Bigger, better looking, and with a striking Shooting Brake brother, the next-gen Panamera finally shapes up.
IT’S taking a while, but here is conclusive evidence that a Porsche Panamera Shooting Brake is set to join the range soon.
Out sometime after the G2 (for second-generation) series surfaces at the Paris Motor Show in October, the Panamera Shooting Brake – caught testing alongside its sedan stablemate – will most likely be dubbed a 2018 model. It resembles closely the Sport Turismo Concept that all but stole the 2012 French event.
Both Panamera body styles utilise Volkswagen Group’s all-new MSB modular rear-wheel drive architecture (with all-wheel drive capability). This is set to also underpin the D5-series Audi A8 due sometime in 2017, as well as a host of future Bentley models based on the Continental GT, such as the Flying Spur and Mulsanne.

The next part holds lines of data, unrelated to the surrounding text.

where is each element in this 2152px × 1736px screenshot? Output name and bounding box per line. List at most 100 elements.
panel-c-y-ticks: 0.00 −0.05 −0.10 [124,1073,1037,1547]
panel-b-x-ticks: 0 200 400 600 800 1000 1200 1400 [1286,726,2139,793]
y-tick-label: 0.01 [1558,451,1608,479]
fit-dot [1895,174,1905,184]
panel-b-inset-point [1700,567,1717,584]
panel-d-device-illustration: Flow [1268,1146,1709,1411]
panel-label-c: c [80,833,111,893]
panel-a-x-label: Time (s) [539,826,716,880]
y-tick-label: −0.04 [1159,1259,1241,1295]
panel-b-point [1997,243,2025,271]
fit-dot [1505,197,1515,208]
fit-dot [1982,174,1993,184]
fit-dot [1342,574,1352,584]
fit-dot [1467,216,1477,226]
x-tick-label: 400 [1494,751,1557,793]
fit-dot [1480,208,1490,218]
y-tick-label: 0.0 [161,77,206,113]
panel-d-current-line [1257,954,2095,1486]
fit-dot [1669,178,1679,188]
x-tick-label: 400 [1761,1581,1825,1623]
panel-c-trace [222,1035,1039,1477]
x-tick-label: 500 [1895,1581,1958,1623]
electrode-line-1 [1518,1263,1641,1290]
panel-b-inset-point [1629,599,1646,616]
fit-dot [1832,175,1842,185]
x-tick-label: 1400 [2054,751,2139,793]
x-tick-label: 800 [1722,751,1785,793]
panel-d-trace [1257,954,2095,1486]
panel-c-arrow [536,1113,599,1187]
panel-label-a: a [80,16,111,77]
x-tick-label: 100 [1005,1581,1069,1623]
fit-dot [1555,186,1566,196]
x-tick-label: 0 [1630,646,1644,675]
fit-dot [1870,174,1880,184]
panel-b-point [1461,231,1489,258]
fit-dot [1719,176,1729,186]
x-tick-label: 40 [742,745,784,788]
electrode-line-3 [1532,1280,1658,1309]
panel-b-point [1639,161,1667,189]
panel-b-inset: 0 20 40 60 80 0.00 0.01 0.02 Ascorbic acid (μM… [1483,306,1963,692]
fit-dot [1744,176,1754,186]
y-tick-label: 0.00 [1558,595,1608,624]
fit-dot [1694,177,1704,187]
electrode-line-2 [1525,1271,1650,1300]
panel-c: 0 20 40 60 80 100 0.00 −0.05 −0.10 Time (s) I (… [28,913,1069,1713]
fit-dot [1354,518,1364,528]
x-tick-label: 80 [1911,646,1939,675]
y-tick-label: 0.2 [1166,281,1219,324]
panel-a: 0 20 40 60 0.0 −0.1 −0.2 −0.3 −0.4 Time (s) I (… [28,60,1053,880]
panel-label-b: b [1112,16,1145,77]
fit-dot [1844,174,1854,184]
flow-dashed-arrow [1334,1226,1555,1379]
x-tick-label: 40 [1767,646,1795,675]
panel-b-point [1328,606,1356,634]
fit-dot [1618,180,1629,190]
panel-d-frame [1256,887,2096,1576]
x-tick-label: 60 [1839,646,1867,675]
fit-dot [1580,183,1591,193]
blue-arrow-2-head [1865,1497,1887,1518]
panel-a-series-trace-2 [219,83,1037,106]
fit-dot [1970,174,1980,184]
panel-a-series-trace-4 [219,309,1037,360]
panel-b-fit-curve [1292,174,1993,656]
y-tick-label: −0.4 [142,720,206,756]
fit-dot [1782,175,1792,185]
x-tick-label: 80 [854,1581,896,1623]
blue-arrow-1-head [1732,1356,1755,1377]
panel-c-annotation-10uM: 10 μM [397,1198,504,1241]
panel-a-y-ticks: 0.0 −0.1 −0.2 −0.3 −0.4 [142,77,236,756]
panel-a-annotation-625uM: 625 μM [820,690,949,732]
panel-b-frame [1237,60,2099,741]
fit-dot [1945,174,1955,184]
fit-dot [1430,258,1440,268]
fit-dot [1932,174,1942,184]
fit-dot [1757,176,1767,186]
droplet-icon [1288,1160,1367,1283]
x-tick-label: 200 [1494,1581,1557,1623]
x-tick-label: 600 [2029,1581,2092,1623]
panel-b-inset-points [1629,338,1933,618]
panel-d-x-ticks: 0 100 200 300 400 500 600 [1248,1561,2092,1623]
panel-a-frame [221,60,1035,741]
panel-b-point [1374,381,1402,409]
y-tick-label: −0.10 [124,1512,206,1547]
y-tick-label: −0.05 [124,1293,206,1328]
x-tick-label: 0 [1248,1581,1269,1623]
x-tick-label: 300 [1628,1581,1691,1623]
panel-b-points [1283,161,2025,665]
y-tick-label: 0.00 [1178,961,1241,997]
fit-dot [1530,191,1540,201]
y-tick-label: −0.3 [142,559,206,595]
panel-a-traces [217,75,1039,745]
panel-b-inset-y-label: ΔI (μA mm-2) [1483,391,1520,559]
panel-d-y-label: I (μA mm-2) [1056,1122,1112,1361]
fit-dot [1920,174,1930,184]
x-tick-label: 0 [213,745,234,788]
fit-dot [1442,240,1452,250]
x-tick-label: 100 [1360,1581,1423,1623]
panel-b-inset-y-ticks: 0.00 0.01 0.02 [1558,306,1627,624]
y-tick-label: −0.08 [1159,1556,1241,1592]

Rivals include the Mercedes-Maybach S600, Aston Martin Rapide and Maserati Quattroporte.
Featuring advanced composites in its construction, MSB is understood to be both lighter and stronger. It is also designed to accommodate electrification in hybrid as well as full PHEV plug-in electric vehicle mode, as alternatives to the range of new and/or revised twin-turbo V6 and V8 petrol and diesel units earmarked for the Porsche passenger car flagship.
As with the sedan, the Shooting Brake/Sport Turismo will feature a far more modern approach to the interior layout compared with the existing G1 Panamera, with touchscreen technology eliminating the cornucopia of buttons, for a cleaner and classier appearance.
More importantly, a wheelbase stretch will see a welcome increase in rear-seat legroom, even though Porsche’s designers have made the next Panamera a little narrower than before.
Of course, the Shooting Brake/Sport Turismo’s extended roofline and more upright silhouette should do wonders for luggage space, addressing one of the biggest issues afflicting the G1 Panamera.
At the other end of the spectrum, some reports suggest that a truncated two-door version of the G2 Panamera is under consideration as a latter-day Porsche 928 replacement, though whether the Germans have decided to go down the four-seater GT coupe path is unknown.
In sedan guise, today’s Panamera ranges from just over $204,000 to nearly $450,000 (Turbo S AWD PDK), so expect the Shooting Brake/Sport Turismo to add around 10 percent to those prices when it lobs in about two years time.